La enfermera parpadeó mientras el hombre se inclinaba más sobre la pequeña. Alargó una mano para acariciar su revuelta melena, deshecha en destellos de oro bajo el sol, y colocó las puntas de los dedos sobre sus párpados. Al levantarlos cuidadosamente, vio que sus ojos también eran azules, aunque habían perdido su brillo. Parecían los de una muñeca abandonada por su dueña en un trastero oscuro.

—Preciosa —oyó susurrar al hombre. Dejó que sus párpados volvieran a velar sus pupilas—. Perfecta —siguió diciendo—, y tan muerta como el clavo de una puerta.

Entonces la envolvió con delicadeza en la sábana, asegurándose de que la sucia tela la cubría por completo, y se incorporó con ella en brazos. No parecía acusar su peso más de lo que lo haría con un recién nacido. «Dentro de unos días no quedará nada de ti —pensó la enfermera mientras la pequeña cabeza se balanceaba inanimadamente—, nada más que unos huesos aplastados por un montón de tierra sobre el que nadie te dedicará un epitafio». Se sorprendió al sentir que una lágrima le resbalaba por la cara y se apresuró a secársela dando la espalda al hombre.

—Me imagino que la llevarán a la misma fosa que a sus padres.
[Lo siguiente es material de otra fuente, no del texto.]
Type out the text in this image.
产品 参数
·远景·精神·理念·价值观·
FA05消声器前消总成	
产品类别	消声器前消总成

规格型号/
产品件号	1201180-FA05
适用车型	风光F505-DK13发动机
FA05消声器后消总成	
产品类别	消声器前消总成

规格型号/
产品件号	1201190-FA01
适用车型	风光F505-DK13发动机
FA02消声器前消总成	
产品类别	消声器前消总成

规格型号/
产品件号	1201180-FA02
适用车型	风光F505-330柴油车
Pasará un tiempo antes de que la gente de Civitavecchia se atreva a acercarse, pero para entonces no habrá nada que les recuerde lo ocurrido en este hospital. Además… —Se quedó callada al darse cuenta de que estaba hablando sola: el hombre y la niña habían desaparecido como por arte de magia—. ¿Oiga? —llamó en voz alta—. ¿Se ha ido ya?

Nadie le contestó. La señora Federici dio unos pasos entre los camastros. Se agachó para mirar bajo las estructuras de hierro y se asomó a la puerta que comunicaba con el resto del hospital, pero no se encontró con nadie ni vivo ni muerto. Era como si la tierra acabara de tragárselos, como si lo hubiera imaginado todo.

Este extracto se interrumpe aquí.